Snijmachines van een dergelijke grootte en gewicht zorgen op zichzelf voor gevaarlijke situaties. Helemaal gezien het feit dat de machines soms verplaatst moeten worden. De werkgever moet erop bedacht zijn dat werknemers soms minder voorzichtig zijn dan wenselijk is. Verweerster is verplicht om maatregelen te nemen en aanwijzingen te geven dat het verplaatsen van de machines door werknemers op een veilige manier gebeurt. Door verweerster is niet aangetoond dat aan de werknemers duidelijke instructies werden gegeven en dat de werknemers werden gewezen op de mogelijke gevaren van het verplaatsen van de machines. Daar komt bij dat een constructie waarbij een machine ‘los’ op poten staat op zichzelf niet een veilige constructie is. Dat de machine bij de RI&E – die overigens dateert van ruim een jaar ná het ongeval – als veilig wordt weergegeven, betekent niet dat de machine ook daadwerkelijk veilig is.

Verweerster heeft niet aan de zorgplicht voldaan, althans dat heeft zij niet aangetoond. Dat verweerster voorschrijft dat een snijmachine door twee gekwalificeerde werknemers verplaats dient te worden doet niet af aan die conclusie.

De kantonrechter ziet geen reden om verweerster nog in de gelegenheid te stellen nader bewijs te leveren.

Gelet op het voorgaande verklaart de rechtbank voor recht dat verweerster aansprakelijk voor het ongeval.

(2) Met inachtneming op de beschikbare stukken in het dossier kan verzoeker aanspraak maken op een schadevergoeding ter hoogte van (tenminste) het door verzoeker gevorderde voorschot. Dat er nog onduidelijkheid bestaat omtrent het causale verband doet hier niets aan af.
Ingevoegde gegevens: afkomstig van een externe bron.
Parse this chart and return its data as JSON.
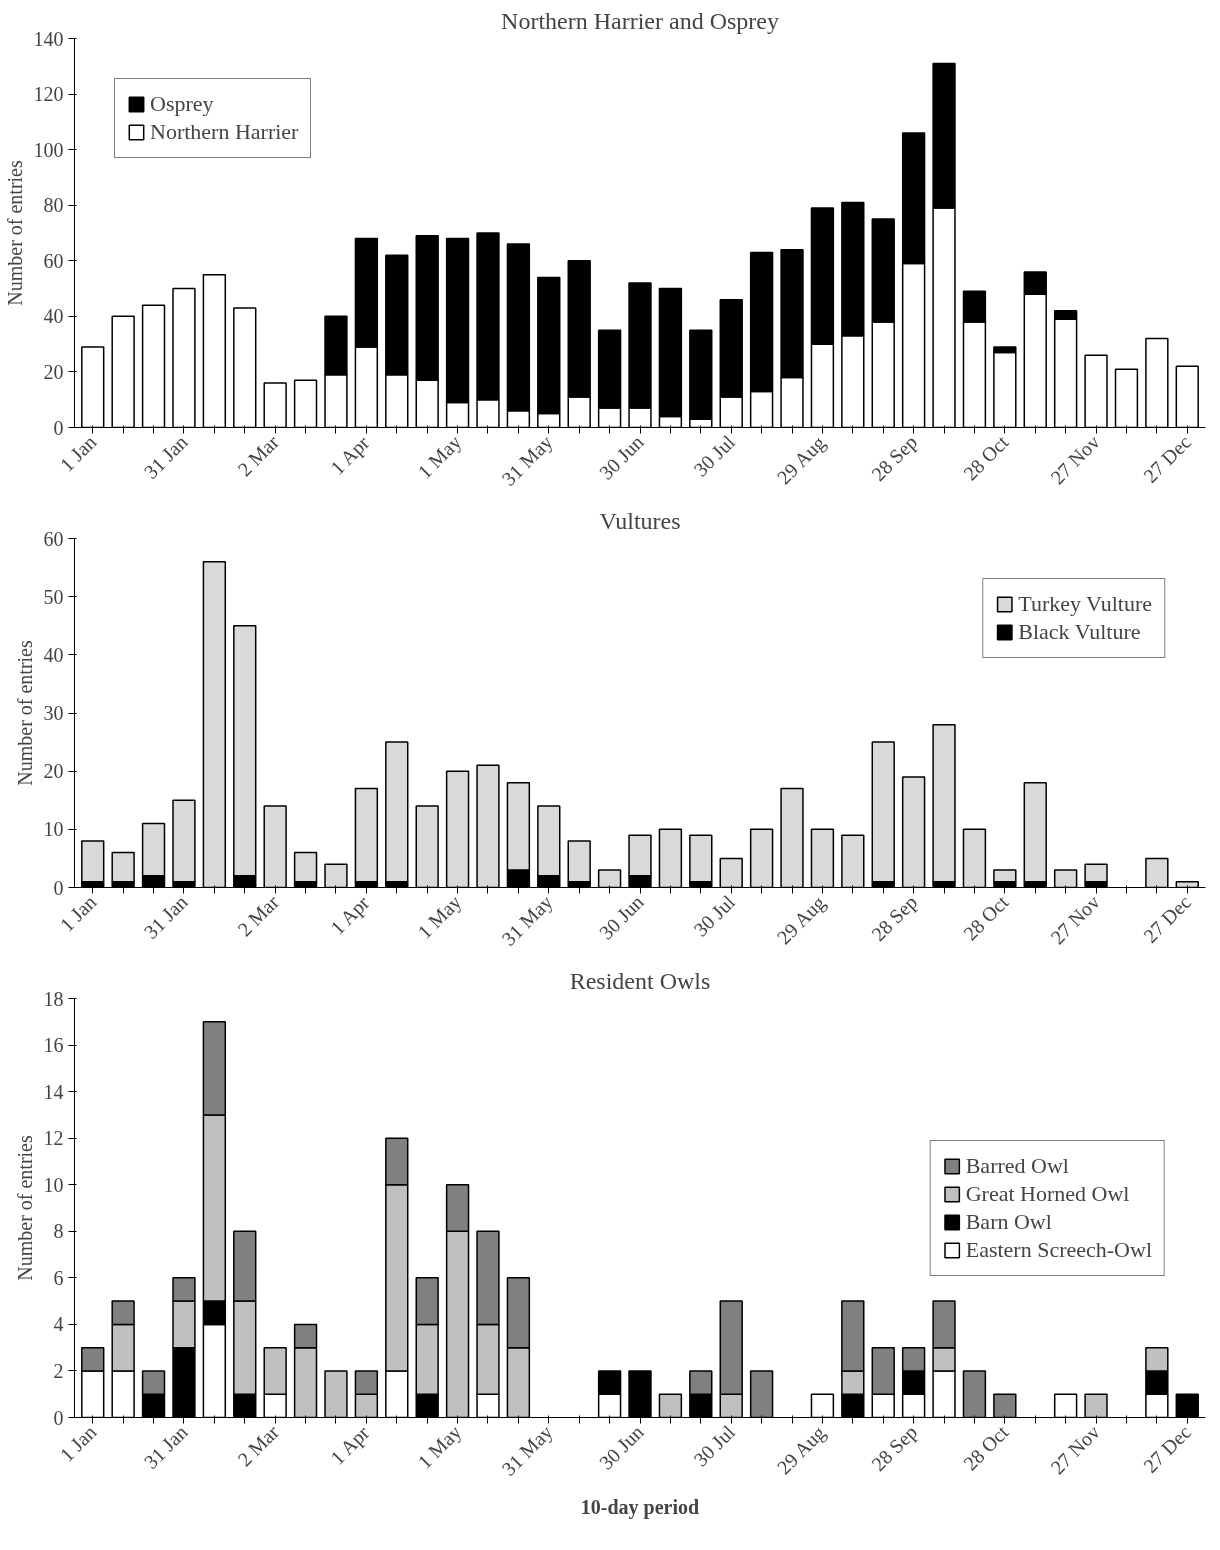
{
  "chart_data": [
    {
      "type": "bar",
      "title": "Northern Harrier and Osprey",
      "ylabel": "Number of entries",
      "stacked": true,
      "legend": "top left",
      "grid": false,
      "categories": [
        "1 Jan",
        null,
        null,
        "31 Jan",
        null,
        null,
        "2 Mar",
        null,
        null,
        "1 Apr",
        null,
        null,
        "1 May",
        null,
        null,
        "31 May",
        null,
        null,
        "30 Jun",
        null,
        null,
        "30 Jul",
        null,
        null,
        "29 Aug",
        null,
        null,
        "28 Sep",
        null,
        null,
        "28 Oct",
        null,
        null,
        "27 Nov",
        null,
        null,
        "27 Dec"
      ],
      "ylim": [
        0,
        140
      ],
      "yticks": [
        0,
        20,
        40,
        60,
        80,
        100,
        120,
        140
      ],
      "series": [
        {
          "name": "Northern Harrier",
          "color": "#ffffff",
          "values": [
            29,
            40,
            44,
            50,
            55,
            43,
            16,
            17,
            19,
            29,
            19,
            17,
            9,
            10,
            6,
            5,
            11,
            7,
            7,
            4,
            3,
            11,
            13,
            18,
            30,
            33,
            38,
            59,
            79,
            38,
            27,
            48,
            39,
            26,
            21,
            32,
            22
          ]
        },
        {
          "name": "Osprey",
          "color": "#000000",
          "values": [
            0,
            0,
            0,
            0,
            0,
            0,
            0,
            0,
            21,
            39,
            43,
            52,
            59,
            60,
            60,
            49,
            49,
            28,
            45,
            46,
            32,
            35,
            50,
            46,
            49,
            48,
            37,
            47,
            52,
            11,
            2,
            8,
            3,
            0,
            0,
            0,
            0
          ]
        }
      ]
    },
    {
      "type": "bar",
      "title": "Vultures",
      "ylabel": "Number of entries",
      "stacked": true,
      "legend": "top right",
      "grid": false,
      "categories": [
        "1 Jan",
        null,
        null,
        "31 Jan",
        null,
        null,
        "2 Mar",
        null,
        null,
        "1 Apr",
        null,
        null,
        "1 May",
        null,
        null,
        "31 May",
        null,
        null,
        "30 Jun",
        null,
        null,
        "30 Jul",
        null,
        null,
        "29 Aug",
        null,
        null,
        "28 Sep",
        null,
        null,
        "28 Oct",
        null,
        null,
        "27 Nov",
        null,
        null,
        "27 Dec"
      ],
      "ylim": [
        0,
        60
      ],
      "yticks": [
        0,
        10,
        20,
        30,
        40,
        50,
        60
      ],
      "series": [
        {
          "name": "Black Vulture",
          "color": "#000000",
          "values": [
            1,
            1,
            2,
            1,
            0,
            2,
            0,
            1,
            0,
            1,
            1,
            0,
            0,
            0,
            3,
            2,
            1,
            0,
            2,
            0,
            1,
            0,
            0,
            0,
            0,
            0,
            1,
            0,
            1,
            0,
            1,
            1,
            0,
            1,
            0,
            0,
            0
          ]
        },
        {
          "name": "Turkey Vulture",
          "color": "#d9d9d9",
          "values": [
            7,
            5,
            9,
            14,
            56,
            43,
            14,
            5,
            4,
            16,
            24,
            14,
            20,
            21,
            15,
            12,
            7,
            3,
            7,
            10,
            8,
            5,
            10,
            17,
            10,
            9,
            24,
            19,
            27,
            10,
            2,
            17,
            3,
            3,
            0,
            5,
            1
          ]
        }
      ]
    },
    {
      "type": "bar",
      "title": "Resident Owls",
      "ylabel": "Number of entries",
      "xlabel": "10-day period",
      "stacked": true,
      "legend": "right",
      "grid": false,
      "categories": [
        "1 Jan",
        null,
        null,
        "31 Jan",
        null,
        null,
        "2 Mar",
        null,
        null,
        "1 Apr",
        null,
        null,
        "1 May",
        null,
        null,
        "31 May",
        null,
        null,
        "30 Jun",
        null,
        null,
        "30 Jul",
        null,
        null,
        "29 Aug",
        null,
        null,
        "28 Sep",
        null,
        null,
        "28 Oct",
        null,
        null,
        "27 Nov",
        null,
        null,
        "27 Dec"
      ],
      "ylim": [
        0,
        18
      ],
      "yticks": [
        0,
        2,
        4,
        6,
        8,
        10,
        12,
        14,
        16,
        18
      ],
      "series": [
        {
          "name": "Eastern Screech-Owl",
          "color": "#ffffff",
          "values": [
            2,
            2,
            0,
            0,
            4,
            0,
            1,
            0,
            0,
            0,
            2,
            0,
            0,
            1,
            0,
            0,
            0,
            1,
            0,
            0,
            0,
            0,
            0,
            0,
            1,
            0,
            1,
            1,
            2,
            0,
            0,
            0,
            1,
            0,
            0,
            1,
            0
          ]
        },
        {
          "name": "Barn Owl",
          "color": "#000000",
          "values": [
            0,
            0,
            1,
            3,
            1,
            1,
            0,
            0,
            0,
            0,
            0,
            1,
            0,
            0,
            0,
            0,
            0,
            1,
            2,
            0,
            1,
            0,
            0,
            0,
            0,
            1,
            0,
            1,
            0,
            0,
            0,
            0,
            0,
            0,
            0,
            1,
            1
          ]
        },
        {
          "name": "Great Horned Owl",
          "color": "#c0c0c0",
          "values": [
            0,
            2,
            0,
            2,
            8,
            4,
            2,
            3,
            2,
            1,
            8,
            3,
            8,
            3,
            3,
            0,
            0,
            0,
            0,
            1,
            0,
            1,
            0,
            0,
            0,
            1,
            0,
            0,
            1,
            0,
            0,
            0,
            0,
            1,
            0,
            1,
            0
          ]
        },
        {
          "name": "Barred Owl",
          "color": "#808080",
          "values": [
            1,
            1,
            1,
            1,
            4,
            3,
            0,
            1,
            0,
            1,
            2,
            2,
            2,
            4,
            3,
            0,
            0,
            0,
            0,
            0,
            1,
            4,
            2,
            0,
            0,
            3,
            2,
            1,
            2,
            2,
            1,
            0,
            0,
            0,
            0,
            0,
            0
          ]
        }
      ]
    }
  ]
}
Het gevorderde voorschot wordt toegewezen.

(3) de kosten van dit deelgeschil op € 3.774,89 (12 uur tegen een uurtarief van € 240,00, vermeerderd met 6% kantoorkosten en 21% btw en € 81,00 griffierecht) te begroten. (3) De kantonrechter is van oordeel dat het gehanteerde uurtarief en het aantal bestede uren redelijk zijn en begroot daarom – overeenkomstig het verzoek – de kosten van het deelgeschil op € 3.774,98.